Interview

Interview de Philippe Dard, cofondateur de MaLigue2.fr

Ecofoot.fr a eu la chance cette semaine de s’entretenir avec Philippe Dard, cofondateur du site MaLigue2.fr. Au cours de cet entretien, Philippe est revenu sur les coulisses du fonctionnement du site MaLigue2 qui attire une communauté toujours plus importante tout en évoquant certains sujets d’actualité qui ont agité la Ligue 2 au cours des dernières semaines…

Bonjour Philippe, pouvez-vous vous présenter aux lecteurs d’Ecofoot.fr ?

Cela fait une trentaine d’années que je supporte le Racing Club de Lens, je suis avant tout un passionné de football, des stades, et du débat foot. Qui a donc découvert la Ligue 2, de force, en 2008.

Comment l’idée est-elle venue de lancer un média digital dédié à la Ligue 2 ? Quand le site MaLigue2.fr a-t-il été lancé ? Quel est le but premier de cette initiative ?

Avec l’arrivée du RC Lens en Ligue 2, j’ai découvert un championnat beaucoup plus ouvert que la Ligue 1. Et pourtant, un championnat dont presque personne ne parlait, en tout cas pas avec un rythme régulier, excepté France Football, Europe 1 et aussi Eurosport.fr même s’ils ne font presque plus d’interviews.

Réalisant des articles pour un site de supporters lensois, j’ai fait 2-3 interviews avec des coachs de Ligue 2 et l’idée d’un média spécialisé 100% Ligue 2 a germé : il y avait un vide et une niche. Avec la contribution technique de Christophe, co-créateur, le site MaLigue2.fr est né en novembre 2013 sous la forme d’un simple blog.

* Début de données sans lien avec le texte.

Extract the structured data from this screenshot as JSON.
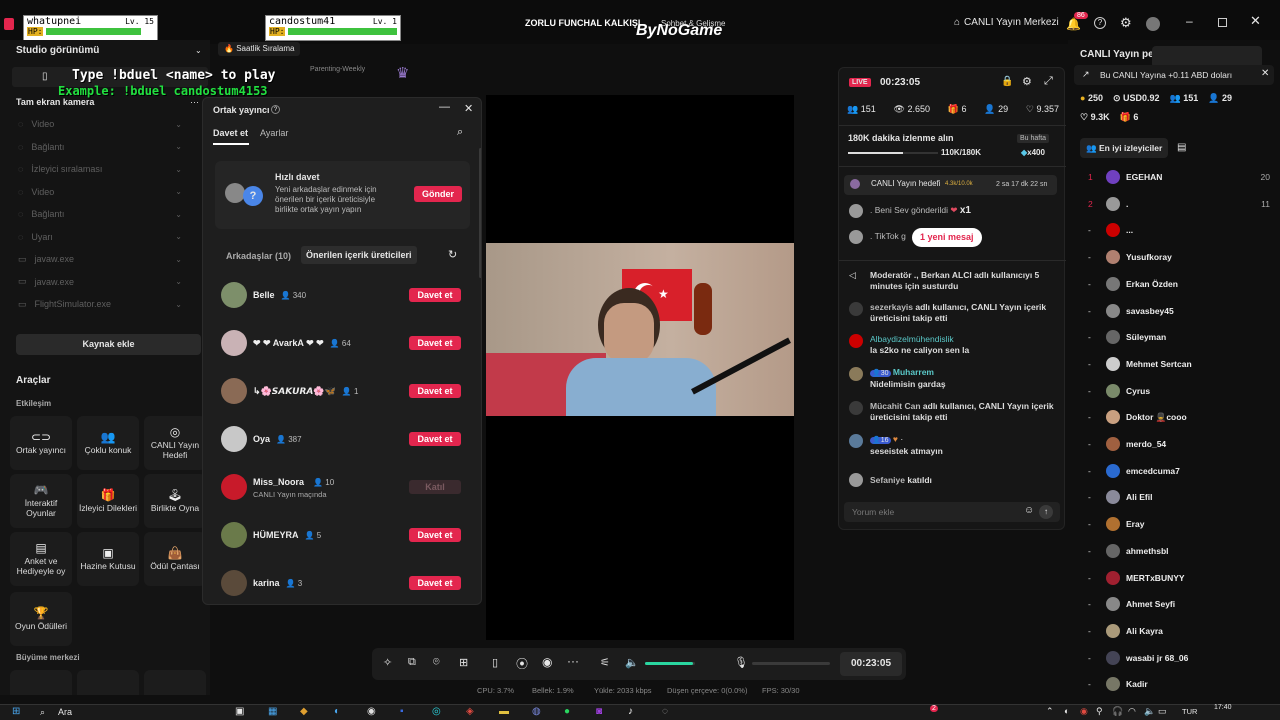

Beaucoup de médias ne parlent de la Ligue 2 que lorsqu’il y a un potentiel d’audience : matchs présumés truqués, fin de saison sportive, mercato, affaire Luzenac… La recherche du buzz ou de l’info exclusive ne m’intéresse absolument pas, ce que je souhaitais lors de la création du site c’était donner la parole aux acteurs de ce championnat : joueurs, coachs, dirigeants, supporters, journalistes… Car ils ont plein de choses intéressantes à raconter, loin des stéréotypes de l’interview classique du footballeur pro. Pas mal de joueurs ne sont pas formatés à l’exercice de l’interview et n’hésitent pas à se livrer, parce qu’ils ont eu des parcours difficiles, pas toujours linéaires. Comme nous ne sommes pas là pour les piéger ou les faire à tout prix parler de leur prochain transfert, le dialogue est vite constructif.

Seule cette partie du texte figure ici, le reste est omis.